AblateCell: A Reproduce-then-Ablate Agent for Virtual Cell Repositories
Summary: arXiv:2604.19606v1 Announce Type: new
Abstract: Systematic ablations are essential to attribute performance gains in AI Virtual Cells, yet they are rarely performed because biological repositories are under-standardized and tightly coupled to domain-specific data and formats. While recent coding agents can translate ideas into implementations, they typically stop at producing code and lack a verifier that can reproduce strong baselines and rigorously test which components truly matter.
We introduce AblateCell, a reproduce-then-ablate agent for virtual cell repositories that closes this verification gap. AblateCell first reproduces reported baselines end-to-end by auto-configuring environments, resolving dependency and data issues, and rerunning official evaluations while emitting verifiable artifacts. It then conducts closed-loop ablation by generating a graph of isolated repository mutations and adaptively selecting experiments under a reward that trades off performance impact and execution cost.
Key Features of AblateCell
AblateCell has several innovative features that set it apart in the field of AI Virtual Cells:
- End-to-End Baseline Reproduction: The tool automates the process of reproducing reported baselines, ensuring that experimental results are reliable and verifiable.
- Dependency Resolution: AblateCell effectively resolves dependency and data issues, allowing for seamless environment configuration.
- Verifiable Artifacts Emission: The agent emits artifacts that can be verified, providing transparency and credibility to the results.
- Closed-Loop Ablation: AblateCell generates a graph of isolated mutations, allowing for a systematic exploration of which components contribute most significantly to performance.
- Adaptive Experiment Selection: The agent selects experiments based on a reward system that balances performance impact with execution costs, optimizing resource utilization.
Performance Evaluation
In rigorous testing, AblateCell was evaluated on three single-cell perturbation prediction repositories: CPA, GEARS, and BioLORD. The results demonstrated its effectiveness:
- End-to-End Workflow Success: Achieved a success rate of 88.9%, which is an impressive 29.9% improvement over human expert performance.

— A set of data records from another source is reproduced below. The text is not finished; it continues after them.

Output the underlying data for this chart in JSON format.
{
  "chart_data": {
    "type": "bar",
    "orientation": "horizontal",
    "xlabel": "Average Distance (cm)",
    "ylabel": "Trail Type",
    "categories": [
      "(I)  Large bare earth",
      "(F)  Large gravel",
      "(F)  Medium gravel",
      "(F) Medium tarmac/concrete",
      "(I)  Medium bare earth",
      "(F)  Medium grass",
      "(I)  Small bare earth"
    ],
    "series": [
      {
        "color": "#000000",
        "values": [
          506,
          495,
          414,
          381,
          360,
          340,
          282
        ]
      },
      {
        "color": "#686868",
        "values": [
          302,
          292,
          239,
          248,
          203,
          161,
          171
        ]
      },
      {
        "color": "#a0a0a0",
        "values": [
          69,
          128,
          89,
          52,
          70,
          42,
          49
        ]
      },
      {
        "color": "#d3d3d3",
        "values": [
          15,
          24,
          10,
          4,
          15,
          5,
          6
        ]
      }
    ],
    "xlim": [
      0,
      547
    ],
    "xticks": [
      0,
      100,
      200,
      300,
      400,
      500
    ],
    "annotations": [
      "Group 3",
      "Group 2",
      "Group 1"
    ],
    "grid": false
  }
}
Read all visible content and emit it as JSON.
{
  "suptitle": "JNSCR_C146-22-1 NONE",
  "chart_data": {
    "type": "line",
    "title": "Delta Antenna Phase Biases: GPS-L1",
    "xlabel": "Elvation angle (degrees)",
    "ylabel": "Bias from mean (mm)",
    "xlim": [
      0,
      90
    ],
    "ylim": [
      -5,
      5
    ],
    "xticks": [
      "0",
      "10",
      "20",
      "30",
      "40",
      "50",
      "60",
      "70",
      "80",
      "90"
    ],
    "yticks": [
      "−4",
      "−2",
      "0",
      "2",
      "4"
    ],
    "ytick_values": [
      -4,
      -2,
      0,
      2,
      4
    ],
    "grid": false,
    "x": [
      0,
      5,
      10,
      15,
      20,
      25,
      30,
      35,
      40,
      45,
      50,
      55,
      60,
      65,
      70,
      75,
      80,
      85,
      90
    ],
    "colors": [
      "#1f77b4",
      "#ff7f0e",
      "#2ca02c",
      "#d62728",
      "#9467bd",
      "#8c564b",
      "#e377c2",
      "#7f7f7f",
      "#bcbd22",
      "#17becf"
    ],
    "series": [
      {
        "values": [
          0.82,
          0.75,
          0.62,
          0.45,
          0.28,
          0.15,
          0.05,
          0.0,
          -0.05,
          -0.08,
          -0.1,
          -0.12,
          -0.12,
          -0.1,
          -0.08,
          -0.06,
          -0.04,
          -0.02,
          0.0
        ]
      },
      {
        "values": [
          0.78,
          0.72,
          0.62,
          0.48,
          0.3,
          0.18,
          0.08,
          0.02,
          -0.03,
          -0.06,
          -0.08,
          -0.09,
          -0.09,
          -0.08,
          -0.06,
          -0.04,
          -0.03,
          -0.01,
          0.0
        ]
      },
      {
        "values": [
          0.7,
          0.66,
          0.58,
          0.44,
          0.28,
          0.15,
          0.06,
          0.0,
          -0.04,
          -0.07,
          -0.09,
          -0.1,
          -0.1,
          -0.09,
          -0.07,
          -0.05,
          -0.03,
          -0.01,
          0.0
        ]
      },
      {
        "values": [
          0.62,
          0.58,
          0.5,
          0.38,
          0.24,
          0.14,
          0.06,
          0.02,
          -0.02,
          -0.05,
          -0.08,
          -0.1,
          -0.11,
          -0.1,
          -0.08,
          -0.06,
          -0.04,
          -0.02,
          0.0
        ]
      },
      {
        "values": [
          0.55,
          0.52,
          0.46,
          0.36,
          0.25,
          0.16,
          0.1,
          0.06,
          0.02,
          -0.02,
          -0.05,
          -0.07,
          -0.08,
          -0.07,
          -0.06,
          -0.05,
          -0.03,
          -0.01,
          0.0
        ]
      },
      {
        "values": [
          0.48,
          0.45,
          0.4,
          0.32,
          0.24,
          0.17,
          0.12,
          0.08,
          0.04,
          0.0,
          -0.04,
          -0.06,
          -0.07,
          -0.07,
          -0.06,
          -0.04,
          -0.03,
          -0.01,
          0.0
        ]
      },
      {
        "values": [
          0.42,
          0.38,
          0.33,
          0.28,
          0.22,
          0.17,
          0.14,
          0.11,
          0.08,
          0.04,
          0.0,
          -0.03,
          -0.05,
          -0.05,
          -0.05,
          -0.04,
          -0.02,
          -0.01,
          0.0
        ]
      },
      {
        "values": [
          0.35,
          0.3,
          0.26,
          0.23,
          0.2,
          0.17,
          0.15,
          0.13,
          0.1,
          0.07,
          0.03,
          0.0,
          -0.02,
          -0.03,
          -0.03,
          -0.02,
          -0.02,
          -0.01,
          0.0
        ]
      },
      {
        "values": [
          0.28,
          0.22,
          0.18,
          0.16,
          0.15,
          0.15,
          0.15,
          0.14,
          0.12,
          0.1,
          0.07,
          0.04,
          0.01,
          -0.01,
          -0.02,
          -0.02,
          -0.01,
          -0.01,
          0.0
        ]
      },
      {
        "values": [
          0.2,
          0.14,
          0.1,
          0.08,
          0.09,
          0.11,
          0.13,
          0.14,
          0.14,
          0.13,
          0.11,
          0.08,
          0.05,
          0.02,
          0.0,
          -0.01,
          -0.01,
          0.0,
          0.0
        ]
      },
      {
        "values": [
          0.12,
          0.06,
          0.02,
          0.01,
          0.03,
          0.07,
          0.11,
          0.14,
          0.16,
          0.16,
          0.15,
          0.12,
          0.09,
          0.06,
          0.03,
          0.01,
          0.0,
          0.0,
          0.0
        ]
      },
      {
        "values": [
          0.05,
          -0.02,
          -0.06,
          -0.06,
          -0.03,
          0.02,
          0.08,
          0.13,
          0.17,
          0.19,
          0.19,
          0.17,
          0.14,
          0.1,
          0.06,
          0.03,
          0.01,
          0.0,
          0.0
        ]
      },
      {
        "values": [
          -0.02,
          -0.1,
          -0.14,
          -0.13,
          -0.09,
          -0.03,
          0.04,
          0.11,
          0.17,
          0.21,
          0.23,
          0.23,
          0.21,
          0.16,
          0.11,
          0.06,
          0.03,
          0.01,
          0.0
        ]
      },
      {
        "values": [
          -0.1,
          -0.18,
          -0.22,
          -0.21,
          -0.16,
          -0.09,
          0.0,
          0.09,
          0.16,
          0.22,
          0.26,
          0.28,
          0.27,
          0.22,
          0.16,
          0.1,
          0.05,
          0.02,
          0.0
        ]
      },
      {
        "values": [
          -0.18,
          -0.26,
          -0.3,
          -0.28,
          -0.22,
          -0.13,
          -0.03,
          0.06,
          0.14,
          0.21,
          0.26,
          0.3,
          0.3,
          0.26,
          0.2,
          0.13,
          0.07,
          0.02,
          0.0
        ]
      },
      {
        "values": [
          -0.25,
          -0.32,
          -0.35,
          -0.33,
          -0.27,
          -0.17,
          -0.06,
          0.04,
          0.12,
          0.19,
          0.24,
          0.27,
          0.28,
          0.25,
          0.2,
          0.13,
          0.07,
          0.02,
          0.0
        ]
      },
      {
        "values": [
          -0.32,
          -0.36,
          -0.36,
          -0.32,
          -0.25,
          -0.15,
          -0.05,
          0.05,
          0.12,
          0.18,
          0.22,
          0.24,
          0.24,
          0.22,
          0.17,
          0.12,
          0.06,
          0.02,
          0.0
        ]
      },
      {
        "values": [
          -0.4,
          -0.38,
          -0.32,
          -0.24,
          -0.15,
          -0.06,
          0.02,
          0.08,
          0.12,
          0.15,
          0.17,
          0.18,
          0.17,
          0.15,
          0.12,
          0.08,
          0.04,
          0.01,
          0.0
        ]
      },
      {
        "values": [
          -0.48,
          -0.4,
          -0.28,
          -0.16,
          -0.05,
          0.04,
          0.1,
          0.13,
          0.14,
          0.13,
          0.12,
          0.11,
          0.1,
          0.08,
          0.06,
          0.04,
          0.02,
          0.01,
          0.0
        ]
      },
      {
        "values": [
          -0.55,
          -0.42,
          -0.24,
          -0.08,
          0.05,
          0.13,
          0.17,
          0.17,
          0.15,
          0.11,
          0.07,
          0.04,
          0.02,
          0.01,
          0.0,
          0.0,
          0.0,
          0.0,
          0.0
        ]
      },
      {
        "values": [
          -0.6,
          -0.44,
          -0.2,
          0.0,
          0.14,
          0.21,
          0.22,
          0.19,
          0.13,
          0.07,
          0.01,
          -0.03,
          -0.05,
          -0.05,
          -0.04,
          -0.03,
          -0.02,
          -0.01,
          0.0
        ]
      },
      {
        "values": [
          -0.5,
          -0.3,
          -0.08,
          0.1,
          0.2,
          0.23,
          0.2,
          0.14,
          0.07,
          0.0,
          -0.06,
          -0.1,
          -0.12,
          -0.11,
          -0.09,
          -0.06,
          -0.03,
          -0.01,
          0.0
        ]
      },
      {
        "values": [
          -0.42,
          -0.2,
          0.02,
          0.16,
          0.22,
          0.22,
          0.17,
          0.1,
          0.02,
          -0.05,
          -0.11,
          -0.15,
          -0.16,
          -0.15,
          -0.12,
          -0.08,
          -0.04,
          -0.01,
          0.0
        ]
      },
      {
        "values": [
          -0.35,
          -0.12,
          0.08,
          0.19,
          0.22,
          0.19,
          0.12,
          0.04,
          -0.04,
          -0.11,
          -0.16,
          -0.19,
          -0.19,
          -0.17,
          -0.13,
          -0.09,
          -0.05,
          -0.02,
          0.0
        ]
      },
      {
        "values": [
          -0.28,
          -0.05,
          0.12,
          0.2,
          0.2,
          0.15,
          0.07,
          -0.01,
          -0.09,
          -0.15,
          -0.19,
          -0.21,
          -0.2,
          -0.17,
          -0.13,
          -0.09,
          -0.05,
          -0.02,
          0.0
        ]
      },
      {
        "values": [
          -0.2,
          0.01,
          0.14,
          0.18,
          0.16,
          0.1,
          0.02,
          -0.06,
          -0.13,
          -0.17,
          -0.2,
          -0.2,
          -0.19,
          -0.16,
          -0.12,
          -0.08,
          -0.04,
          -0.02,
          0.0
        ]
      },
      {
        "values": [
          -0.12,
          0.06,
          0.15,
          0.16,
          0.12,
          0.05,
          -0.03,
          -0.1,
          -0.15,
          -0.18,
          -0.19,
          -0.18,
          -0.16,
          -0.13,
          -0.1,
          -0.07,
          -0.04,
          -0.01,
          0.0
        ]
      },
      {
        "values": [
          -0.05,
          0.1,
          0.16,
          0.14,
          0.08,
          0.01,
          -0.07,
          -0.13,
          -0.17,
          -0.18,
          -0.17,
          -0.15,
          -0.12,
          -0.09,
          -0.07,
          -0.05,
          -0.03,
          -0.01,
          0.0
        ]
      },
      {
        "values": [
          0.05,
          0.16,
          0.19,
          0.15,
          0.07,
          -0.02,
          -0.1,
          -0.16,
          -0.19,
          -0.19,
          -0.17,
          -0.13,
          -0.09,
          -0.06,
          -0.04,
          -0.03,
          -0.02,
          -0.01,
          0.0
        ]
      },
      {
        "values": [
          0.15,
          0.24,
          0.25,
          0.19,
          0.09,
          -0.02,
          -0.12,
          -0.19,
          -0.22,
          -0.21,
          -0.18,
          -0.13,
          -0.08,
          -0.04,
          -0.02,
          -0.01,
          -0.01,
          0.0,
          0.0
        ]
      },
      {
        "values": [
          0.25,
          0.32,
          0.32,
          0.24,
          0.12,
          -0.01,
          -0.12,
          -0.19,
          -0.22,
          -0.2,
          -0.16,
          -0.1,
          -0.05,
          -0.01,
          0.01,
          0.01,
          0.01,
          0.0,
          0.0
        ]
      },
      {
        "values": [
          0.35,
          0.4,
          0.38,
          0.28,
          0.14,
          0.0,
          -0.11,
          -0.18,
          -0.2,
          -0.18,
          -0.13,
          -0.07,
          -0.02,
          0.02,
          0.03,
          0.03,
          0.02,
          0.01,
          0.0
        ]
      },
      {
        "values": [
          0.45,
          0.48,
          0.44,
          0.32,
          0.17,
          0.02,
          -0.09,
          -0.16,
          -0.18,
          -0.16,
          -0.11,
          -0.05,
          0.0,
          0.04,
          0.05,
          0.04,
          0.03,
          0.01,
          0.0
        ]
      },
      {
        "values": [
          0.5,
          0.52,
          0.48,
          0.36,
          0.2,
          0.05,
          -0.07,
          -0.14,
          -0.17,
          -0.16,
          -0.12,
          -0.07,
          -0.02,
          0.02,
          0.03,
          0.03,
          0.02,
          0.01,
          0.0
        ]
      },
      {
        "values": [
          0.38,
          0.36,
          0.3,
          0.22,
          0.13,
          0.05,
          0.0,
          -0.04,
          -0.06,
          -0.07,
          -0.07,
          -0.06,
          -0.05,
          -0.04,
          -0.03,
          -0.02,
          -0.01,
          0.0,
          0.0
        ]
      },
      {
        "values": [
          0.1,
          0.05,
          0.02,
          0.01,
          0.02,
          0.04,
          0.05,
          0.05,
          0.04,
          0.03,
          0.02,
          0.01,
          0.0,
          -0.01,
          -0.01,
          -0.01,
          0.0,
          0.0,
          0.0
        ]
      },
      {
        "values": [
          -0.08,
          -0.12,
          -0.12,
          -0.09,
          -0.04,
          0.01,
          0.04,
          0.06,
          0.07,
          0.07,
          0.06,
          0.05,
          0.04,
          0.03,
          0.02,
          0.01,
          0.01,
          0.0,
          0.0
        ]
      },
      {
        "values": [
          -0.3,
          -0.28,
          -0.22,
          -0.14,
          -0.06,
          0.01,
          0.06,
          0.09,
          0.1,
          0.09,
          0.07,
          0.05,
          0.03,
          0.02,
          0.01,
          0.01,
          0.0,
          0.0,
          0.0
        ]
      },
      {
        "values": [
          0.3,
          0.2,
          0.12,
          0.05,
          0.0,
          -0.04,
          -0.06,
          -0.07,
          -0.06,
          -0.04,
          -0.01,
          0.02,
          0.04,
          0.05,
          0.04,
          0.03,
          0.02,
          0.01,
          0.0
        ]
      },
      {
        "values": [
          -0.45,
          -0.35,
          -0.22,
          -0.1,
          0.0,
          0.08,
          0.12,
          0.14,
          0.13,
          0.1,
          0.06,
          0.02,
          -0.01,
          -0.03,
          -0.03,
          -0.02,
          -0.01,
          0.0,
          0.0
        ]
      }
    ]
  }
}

- Accuracy in Recovering Critical Components: Attained a remarkable accuracy of 93.3%, surpassing heuristic methods by 53.3%.
Conclusion
The introduction of AblateCell represents a significant advancement in the field of AI Virtual Cells. By providing a robust framework for reproducing and ablation testing, it addresses the critical need for standardized verification processes in biological repositories. The ability to scale repository-grounded verification and attribution directly on biological codebases will likely catalyze further innovations in the field, ultimately enhancing the reliability and applicability of AI in biological research.